Como todo en los recuerdos literarios está ligado, y las lecturas son precisamente un ir y venir, antes que nada vuelvo a aquella historia de Enrique Vilas-Matas en su libro París no se acaba nunca[4], que leí en el 2007. Otra vez Pitol mencionado por otro escritor, como un personaje entre misterioso y travieso. [5] Probablemente todavía yo no había descubierto lo que el mismo Vila-Matas dice de sí mismo -“su incapacidad de decir la verdad”-, y tomé, en un libro que por cierto es de recuerdos, la historia que contaba al pie de la letra.
Y es así: en los 70, cuando vivió en París, Vila-Matas había asistido a una charla de Borges en la librería Zékian, de la rue Littré. Se trataba de una librería situada en el segundo piso de una casa, detrás de una puerta pintada de blanco. Y como el autor recuerda desde treinta años después, al pasar en su regreso al hotel por la puerta, siempre recordaba la últimas frase de de Borges en aquella charla. “Intento no pensar en cosas pasadas porque si lo hago, sé que lo estoy haciendo sobre recuerdos, no sobre las primeras imágenes. Y eso me pone triste. Me entristece pensar que tal vez no tengamos recuerdos verdaderos de nuestra juventud.[6]
Se pregunta qué habrá allí ahora, pero no se decide a averiguarlo. Hasta que una tarde, refugiado en el Café de Flore a causa de la lluvia, se encuentra con Sergio Pitol. Y este asume con entusiasmo el control de la expedición al lugar, aclarando que no se irán de allí hasta averiguar quien ocupa el lugar exacto donde Borges habló de los falsos recuerdos de la juventud.
Suben, ya no hay una puerta pintada de blanco, hay dos puertas de otro color, y es difícil decidir cuál de las dos pertenece a la antigua librería Zékian.
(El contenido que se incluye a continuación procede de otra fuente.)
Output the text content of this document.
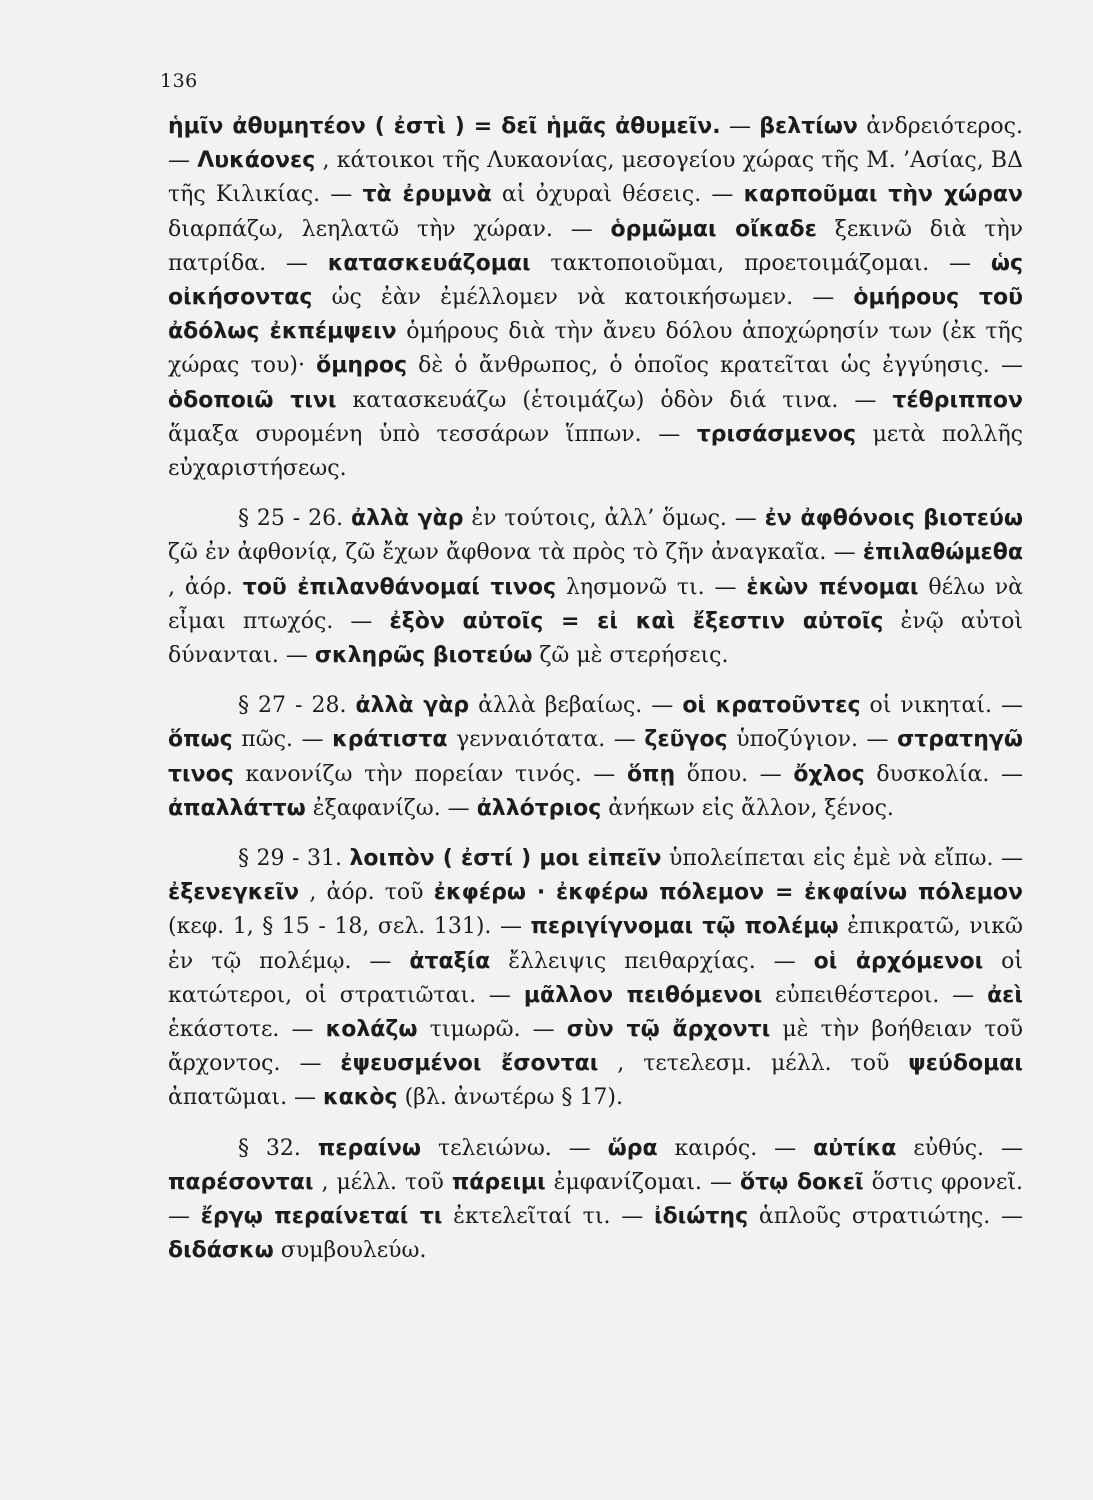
136

ἡμῖν ἀθυμητέον ( ἐστὶ ) = δεῖ ἡμᾶς ἀθυμεῖν. — βελτίων ἀνδρειότερος. — Λυκάονες , κάτοικοι τῆς Λυκαονίας, μεσογείου χώρας τῆς Μ. ’Ασίας, ΒΔ τῆς Κιλικίας. — τὰ ἐρυμνὰ αἱ ὀχυραὶ θέσεις. — καρποῦμαι τὴν χώραν διαρπάζω, λεηλατῶ τὴν χώραν. — ὁρμῶμαι οἴκαδε ξεκινῶ διὰ τὴν πατρίδα. — κατασκευάζομαι τακτοποιοῦμαι, προετοιμάζομαι. — ὡς οἰκήσοντας ὡς ἐὰν ἐμέλλομεν νὰ κατοικήσωμεν. — ὁμήρους τοῦ ἀδόλως ἐκπέμψειν ὁμήρους διὰ τὴν ἄνευ δόλου ἀποχώρησίν των (ἐκ τῆς χώρας του)· ὅμηρος δὲ ὁ ἄνθρωπος, ὁ ὁποῖος κρατεῖται ὡς ἐγγύησις. — ὁδοποιῶ τινι κατασκευάζω (ἑτοιμάζω) ὁδὸν διά τινα. — τέθριππον ἅμαξα συρομένη ὑπὸ τεσσάρων ἵππων. — τρισάσμενος μετὰ πολλῆς εὐχαριστήσεως.

§ 25 - 26. ἀλλὰ γὰρ ἐν τούτοις, ἀλλ’ ὅμως. — ἐν ἀφθόνοις βιοτεύω ζῶ ἐν ἀφθονίᾳ, ζῶ ἔχων ἄφθονα τὰ πρὸς τὸ ζῆν ἀναγκαῖα. — ἐπιλαθώμεθα , ἀόρ. τοῦ ἐπιλανθάνομαί τινος λησμονῶ τι. — ἑκὼν πένομαι θέλω νὰ εἶμαι πτωχός. — ἐξὸν αὐτοῖς = εἰ καὶ ἔξεστιν αὐτοῖς ἐνῷ αὐτοὶ δύνανται. — σκληρῶς βιοτεύω ζῶ μὲ στερήσεις.

§ 27 - 28. ἀλλὰ γὰρ ἀλλὰ βεβαίως. — οἱ κρατοῦντες οἱ νικηταί. — ὅπως πῶς. — κράτιστα γενναιότατα. — ζεῦγος ὑποζύγιον. — στρατηγῶ τινος κανονίζω τὴν πορείαν τινός. — ὅπῃ ὅπου. — ὄχλος δυσκολία. — ἀπαλλάττω ἐξαφανίζω. — ἀλλότριος ἀνήκων εἰς ἄλλον, ξένος.

§ 29 - 31. λοιπὸν ( ἐστί ) μοι εἰπεῖν ὑπολείπεται εἰς ἐμὲ νὰ εἴπω. — ἐξενεγκεῖν , ἀόρ. τοῦ ἐκφέρω · ἐκφέρω πόλεμον = ἐκφαίνω πόλεμον (κεφ. 1, § 15 - 18, σελ. 131). — περιγίγνομαι τῷ πολέμῳ ἐπικρατῶ, νικῶ ἐν τῷ πολέμῳ. — ἀταξία ἔλλειψις πειθαρχίας. — οἱ ἀρχόμενοι οἱ κατώτεροι, οἱ στρατιῶται. — μᾶλλον πειθόμενοι εὐπειθέστεροι. — ἀεὶ ἑκάστοτε. — κολάζω τιμωρῶ. — σὺν τῷ ἄρχοντι μὲ τὴν βοήθειαν τοῦ ἄρχοντος. — ἐψευσμένοι ἔσονται , τετελεσμ. μέλλ. τοῦ ψεύδομαι ἀπατῶμαι. — κακὸς (βλ. ἀνωτέρω § 17).

§ 32. περαίνω τελειώνω. — ὥρα καιρός. — αὐτίκα εὐθύς. — παρέσονται , μέλλ. τοῦ πάρειμι ἐμφανίζομαι. — ὅτῳ δοκεῖ ὅστις φρονεῖ. — ἔργῳ περαίνεταί τι ἐκτελεῖταί τι. — ἰδιώτης ἁπλοῦς στρατιώτης. — διδάσκω συμβουλεύω.
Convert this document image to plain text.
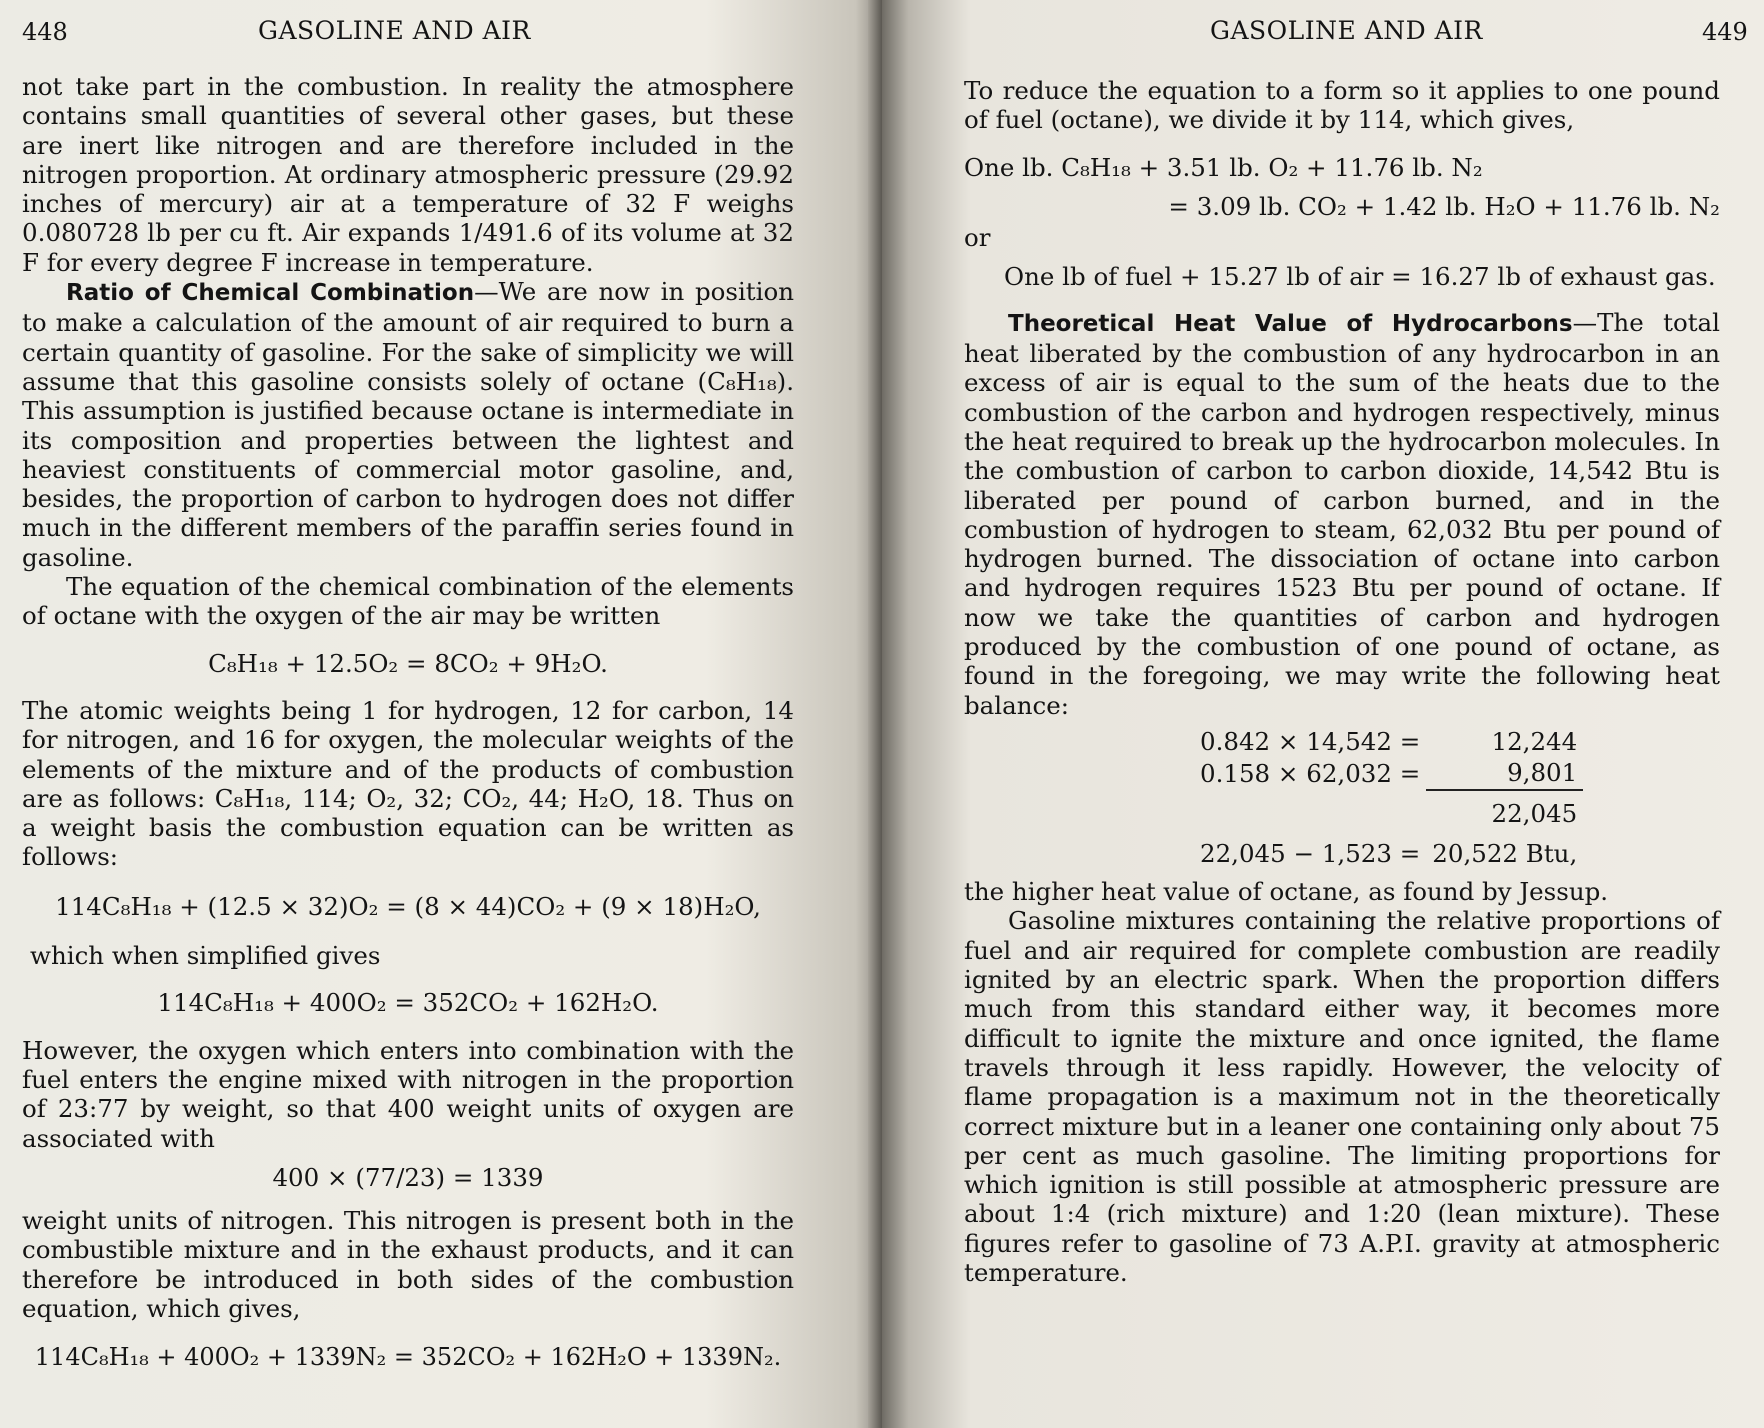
448	GASOLINE AND AIR

not take part in the combustion. In reality the atmosphere contains small quantities of several other gases, but these are inert like nitrogen and are therefore included in the nitrogen proportion. At ordinary atmospheric pressure (29.92 inches of mercury) air at a temperature of 32 F weighs 0.080728 lb per cu ft. Air expands 1/491.6 of its volume at 32 F for every degree F increase in temperature.

Ratio of Chemical Combination—We are now in position to make a calculation of the amount of air required to burn a certain quantity of gasoline. For the sake of simplicity we will assume that this gasoline consists solely of octane (C₈H₁₈). This assumption is justified because octane is intermediate in its composition and properties between the lightest and heaviest constituents of commercial motor gasoline, and, besides, the proportion of carbon to hydrogen does not differ much in the different members of the paraffin series found in gasoline.

The equation of the chemical combination of the elements of octane with the oxygen of the air may be written

C₈H₁₈ + 12.5O₂ = 8CO₂ + 9H₂O.

The atomic weights being 1 for hydrogen, 12 for carbon, 14 for nitrogen, and 16 for oxygen, the molecular weights of the elements of the mixture and of the products of combustion are as follows: C₈H₁₈, 114; O₂, 32; CO₂, 44; H₂O, 18. Thus on a weight basis the combustion equation can be written as follows:

114C₈H₁₈ + (12.5 × 32)O₂ = (8 × 44)CO₂ + (9 × 18)H₂O,

which when simplified gives

114C₈H₁₈ + 400O₂ = 352CO₂ + 162H₂O.

However, the oxygen which enters into combination with the fuel enters the engine mixed with nitrogen in the proportion of 23:77 by weight, so that 400 weight units of oxygen are associated with

400 × (77/23) = 1339

weight units of nitrogen. This nitrogen is present both in the combustible mixture and in the exhaust products, and it can therefore be introduced in both sides of the combustion equation, which gives,

114C₈H₁₈ + 400O₂ + 1339N₂ = 352CO₂ + 162H₂O + 1339N₂.

GASOLINE AND AIR	449

To reduce the equation to a form so it applies to one pound of fuel (octane), we divide it by 114, which gives,

One lb. C₈H₁₈ + 3.51 lb. O₂ + 11.76 lb. N₂

= 3.09 lb. CO₂ + 1.42 lb. H₂O + 11.76 lb. N₂

or

One lb of fuel + 15.27 lb of air = 16.27 lb of exhaust gas.

Theoretical Heat Value of Hydrocarbons—The total heat liberated by the combustion of any hydrocarbon in an excess of air is equal to the sum of the heats due to the combustion of the carbon and hydrogen respectively, minus the heat required to break up the hydrocarbon molecules. In the combustion of carbon to carbon dioxide, 14,542 Btu is liberated per pound of carbon burned, and in the combustion of hydrogen to steam, 62,032 Btu per pound of hydrogen burned. The dissociation of octane into carbon and hydrogen requires 1523 Btu per pound of octane. If now we take the quantities of carbon and hydrogen produced by the combustion of one pound of octane, as found in the foregoing, we may write the following heat balance:

0.842 × 14,542 =	12,244
0.158 × 62,032 =	9,801
	22,045
22,045 − 1,523 =	20,522 Btu,

the higher heat value of octane, as found by Jessup.

Gasoline mixtures containing the relative proportions of fuel and air required for complete combustion are readily ignited by an electric spark. When the proportion differs much from this standard either way, it becomes more difficult to ignite the mixture and once ignited, the flame travels through it less rapidly. However, the velocity of flame propagation is a maximum not in the theoretically correct mixture but in a leaner one containing only about 75 per cent as much gasoline. The limiting proportions for which ignition is still possible at atmospheric pressure are about 1:4 (rich mixture) and 1:20 (lean mixture). These figures refer to gasoline of 73 A.P.I. gravity at atmospheric temperature.
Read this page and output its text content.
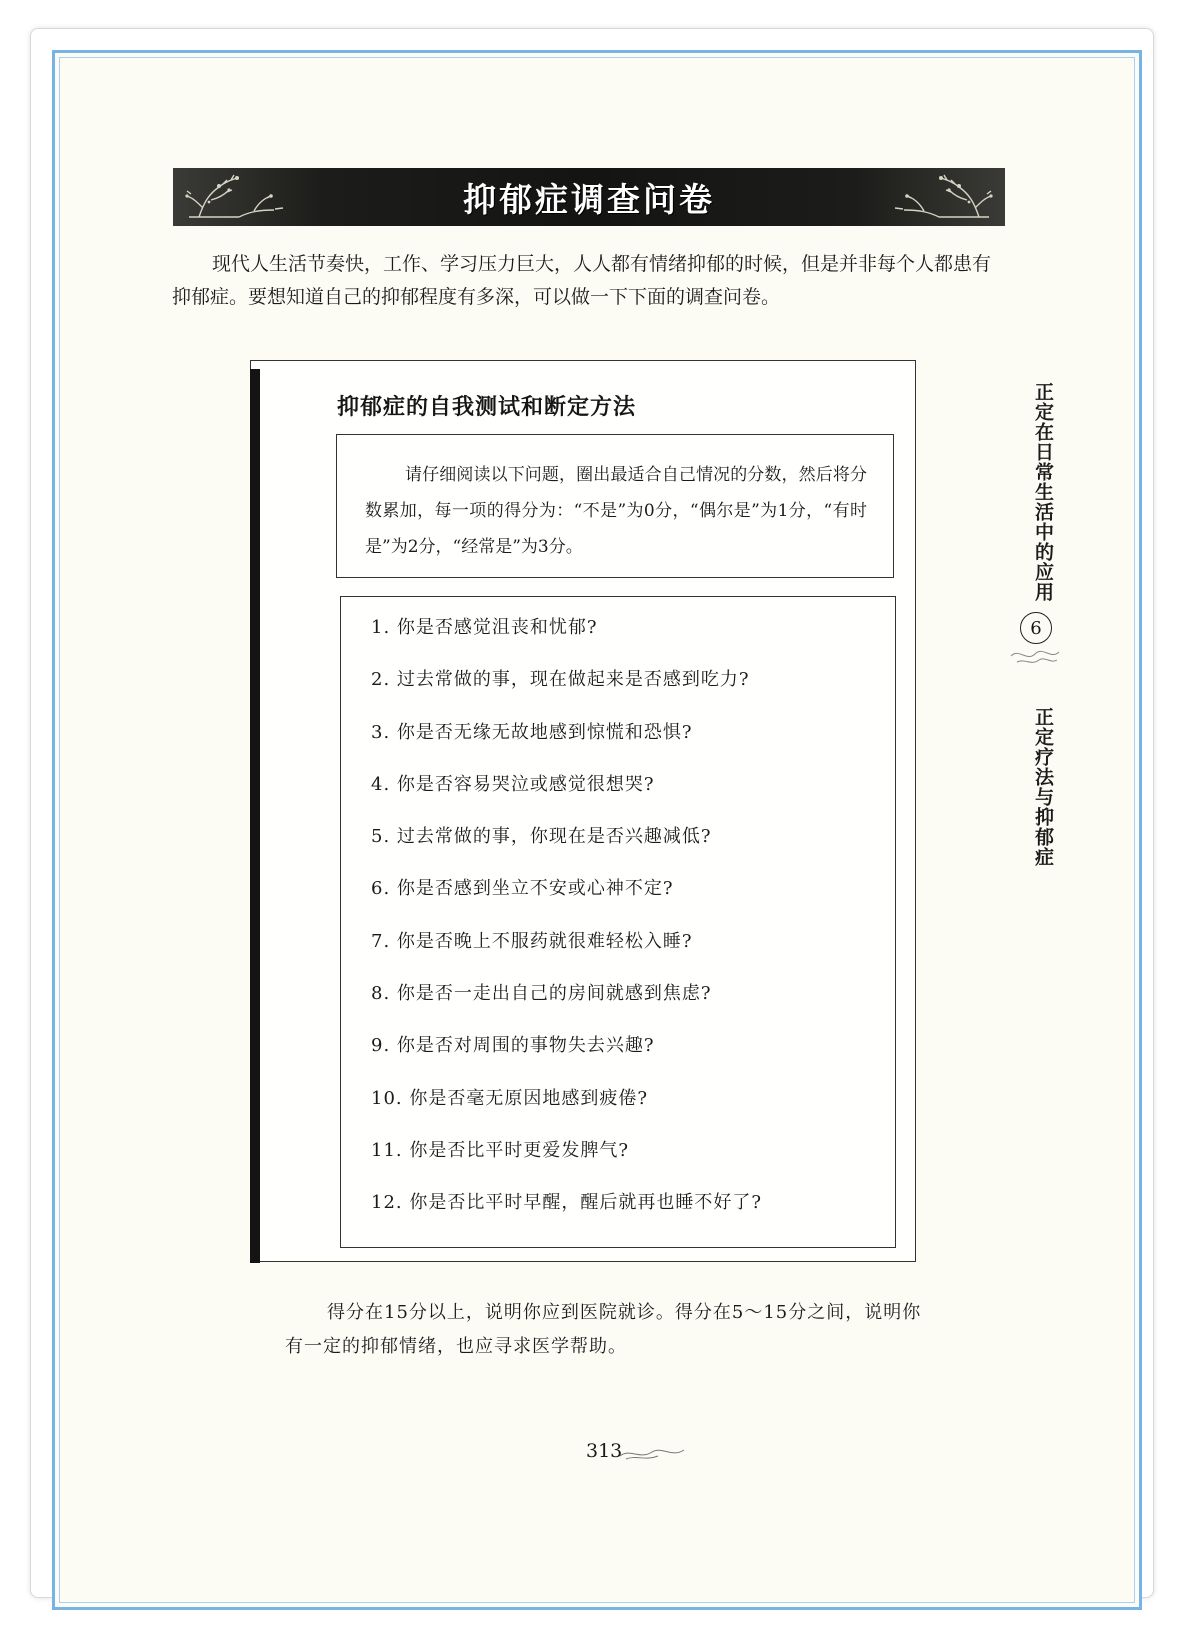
抑郁症调查问卷

现代人生活节奏快，工作、学习压力巨大，人人都有情绪抑郁的时候，但是并非每个人都患有抑郁症。要想知道自己的抑郁程度有多深，可以做一下下面的调查问卷。

正定在日常生活中的应用
6
正定疗法与抑郁症
抑郁症的自我测试和断定方法

请仔细阅读以下问题，圈出最适合自己情况的分数，然后将分数累加，每一项的得分为：“不是”为0分，“偶尔是”为1分，“有时是”为2分，“经常是”为3分。

1. 你是否感觉沮丧和忧郁?
2. 过去常做的事，现在做起来是否感到吃力?
3. 你是否无缘无故地感到惊慌和恐惧?
4. 你是否容易哭泣或感觉很想哭?
5. 过去常做的事，你现在是否兴趣减低?
6. 你是否感到坐立不安或心神不定?
7. 你是否晚上不服药就很难轻松入睡?
8. 你是否一走出自己的房间就感到焦虑?
9. 你是否对周围的事物失去兴趣?
10. 你是否毫无原因地感到疲倦?
11. 你是否比平时更爱发脾气?
12. 你是否比平时早醒，醒后就再也睡不好了?

得分在15分以上，说明你应到医院就诊。得分在5～15分之间，说明你有一定的抑郁情绪，也应寻求医学帮助。

313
Deciden llamar al de la izquierda. Pero aunque insisten, nadie responde. Entonces ven que se levanta la mirilla de la otra puerta. Alguien los espía, llaman allí y los atiende con muchas precauciones una señora anciana, a la que Pitol le pregunta, súbitamente inspirado, y en francés, si el señor Borges vive allí enfrente. La señora contesta “Viven ahí, pero no están, no están nunca.”
Y Vila-Matas, a su vez, al recordar, cuenta que le pareció que Pitol se movía como dentro de alguno de sus relatos, donde lo cuenta todo, pero nunca revela el misterio.

A mí me atrajo mucho esta historia, y sobre todo una frase sobre la escritura de Pitol, que siempre recuerdo: “sus cuentos serían cuentos cerrados si acabaran revelándonos algo que jamás nos revelarán: el misterio que viaja con cada uno de nosotros.”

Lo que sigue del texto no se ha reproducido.